NYで暮らすイスラムの宗教家ハッジ・ギュムシュが過激派の首謀者としてFBIに捕えられ母国トルコに移送するためアチャールとフィラットの二人の刑事が派遣されます。ハッジは果たして真犯人なのでしょうか、実はフィラットとハッジには浅からぬ因縁があった・・、前半はアクション基調で飛ばしますが後半からはヒューマンドラマに一変します。
ハッジはイスラム教の指導者にもかかわらず妻マリアはクリスチャン、スーパーマーケットを経営するビジネスマンでもあり娘想いの良い父でもあります、聖俗や政教分離主義のトルコならではのイスラム感が漂います。
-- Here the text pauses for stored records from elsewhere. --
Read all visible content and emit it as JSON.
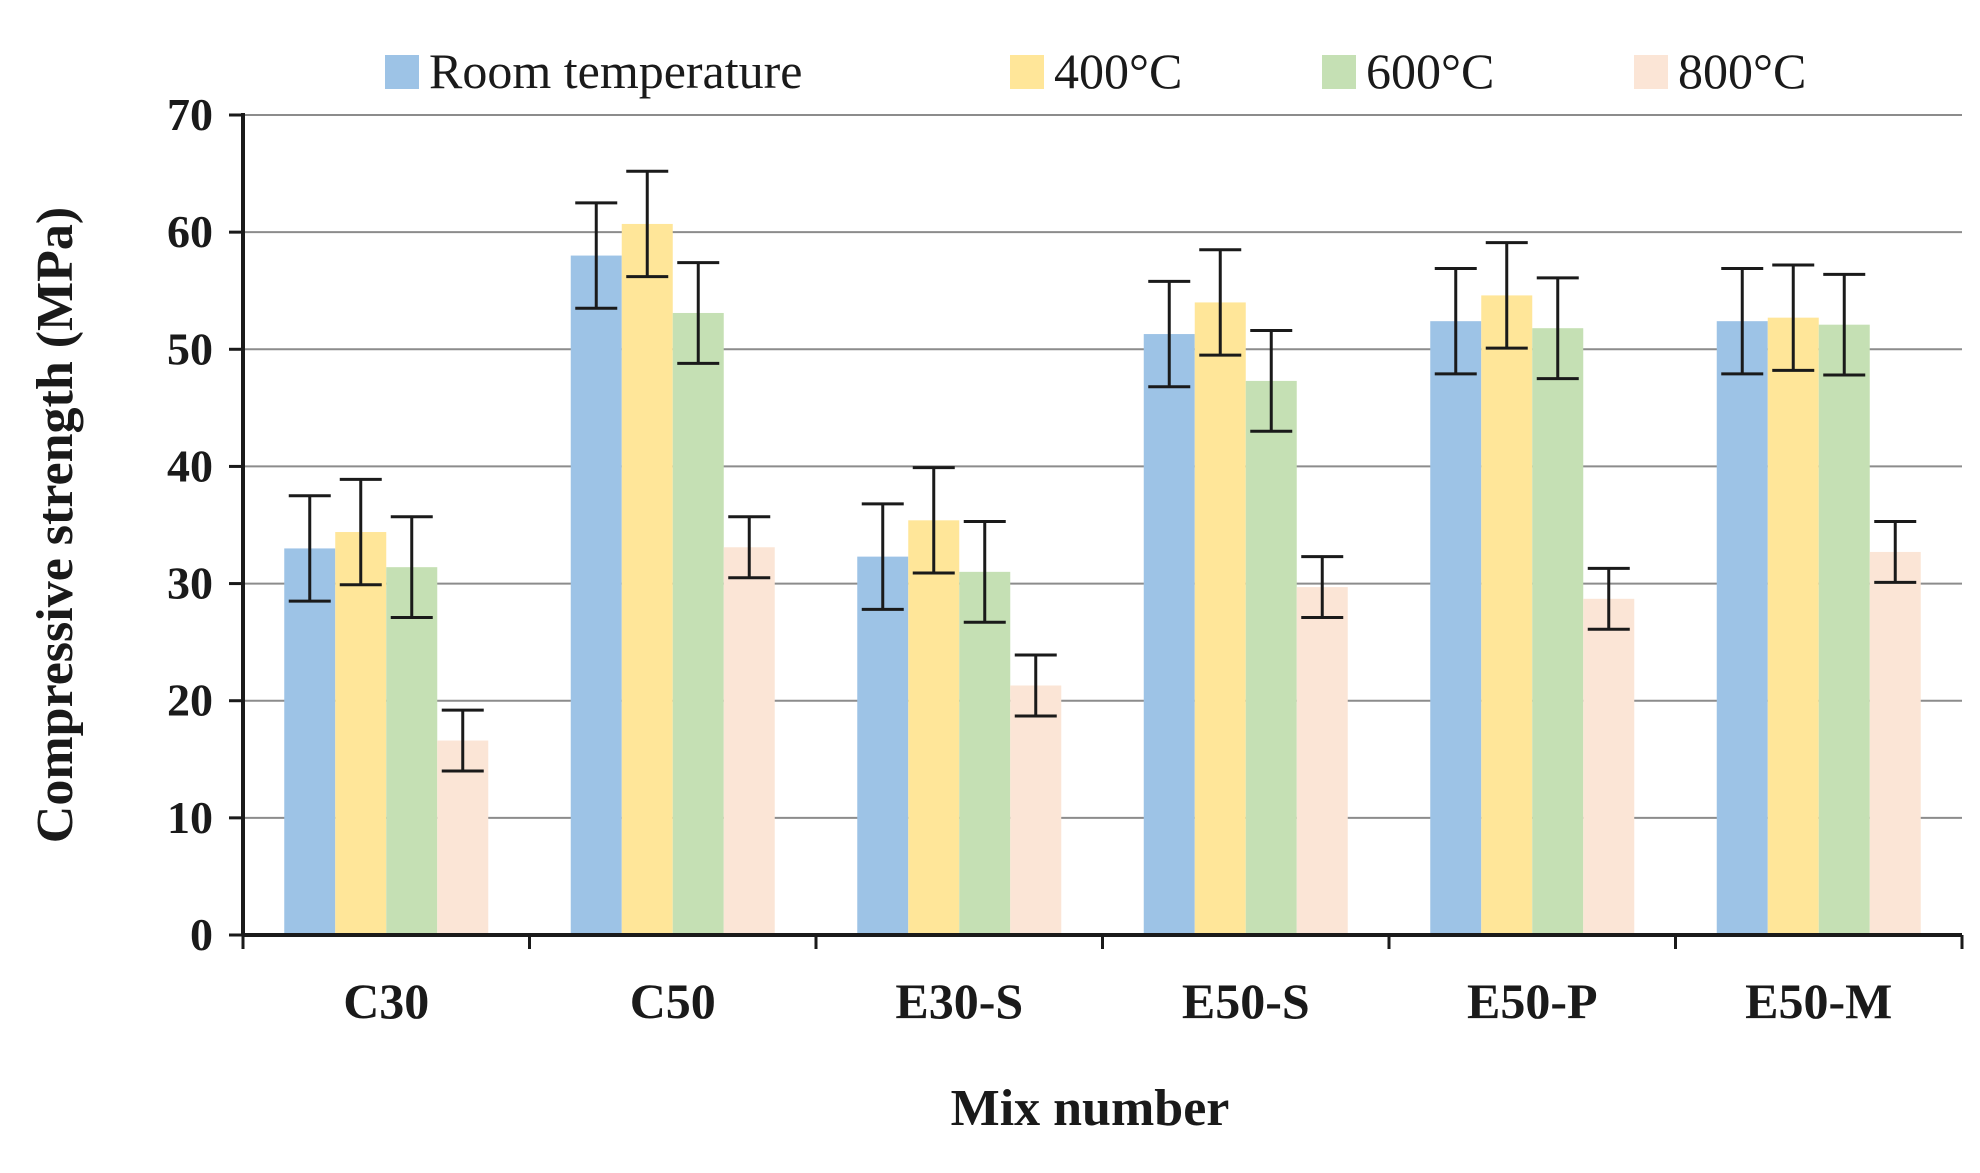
{
  "chart_data": {
    "type": "bar",
    "title": "",
    "xlabel": "Mix number",
    "ylabel": "Compressive strength (MPa)",
    "ylim": [
      0,
      70
    ],
    "yticks": [
      0,
      10,
      20,
      30,
      40,
      50,
      60,
      70
    ],
    "grid": true,
    "legend_position": "top",
    "categories": [
      "C30",
      "C50",
      "E30-S",
      "E50-S",
      "E50-P",
      "E50-M"
    ],
    "series": [
      {
        "name": "Room temperature",
        "color": "#9DC3E6",
        "values": [
          33.0,
          58.0,
          32.3,
          51.3,
          52.4,
          52.4
        ],
        "errors": [
          4.5,
          4.5,
          4.5,
          4.5,
          4.5,
          4.5
        ]
      },
      {
        "name": "400°C",
        "color": "#FFE699",
        "values": [
          34.4,
          60.7,
          35.4,
          54.0,
          54.6,
          52.7
        ],
        "errors": [
          4.5,
          4.5,
          4.5,
          4.5,
          4.5,
          4.5
        ]
      },
      {
        "name": "600°C",
        "color": "#C5E0B4",
        "values": [
          31.4,
          53.1,
          31.0,
          47.3,
          51.8,
          52.1
        ],
        "errors": [
          4.3,
          4.3,
          4.3,
          4.3,
          4.3,
          4.3
        ]
      },
      {
        "name": "800°C",
        "color": "#FBE5D6",
        "values": [
          16.6,
          33.1,
          21.3,
          29.7,
          28.7,
          32.7
        ],
        "errors": [
          2.6,
          2.6,
          2.6,
          2.6,
          2.6,
          2.6
        ]
      }
    ]
  }
}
「寛容な平和主義者のイスラム教徒もいるんですよ、教義がテロの根源ではありません」というメッセージを発信したいという製作者の思いは理解できますが邦題やポスターからしてアクション映画として誘導せざるを得ない映画興行の世知辛さもまた現実なのでしょう。たっぷりという程ではありませんが銃撃戦などは丁寧に撮っていますし遠景や群衆、祈祷のヘッドバンギングのシーンなど芸術性も高く決して安っぽいB級映画ではありません。監督・脚本・音楽のマフスン・クルムズギュルさんはフィラットも演じていました、製作に10年以上費やしたというから渾身の力作なのでしょう。
原題はクルドの民謡に掛けてNewYork'taBeşMinare(NYの五つの尖塔)」です。尖塔はモスクの象徴。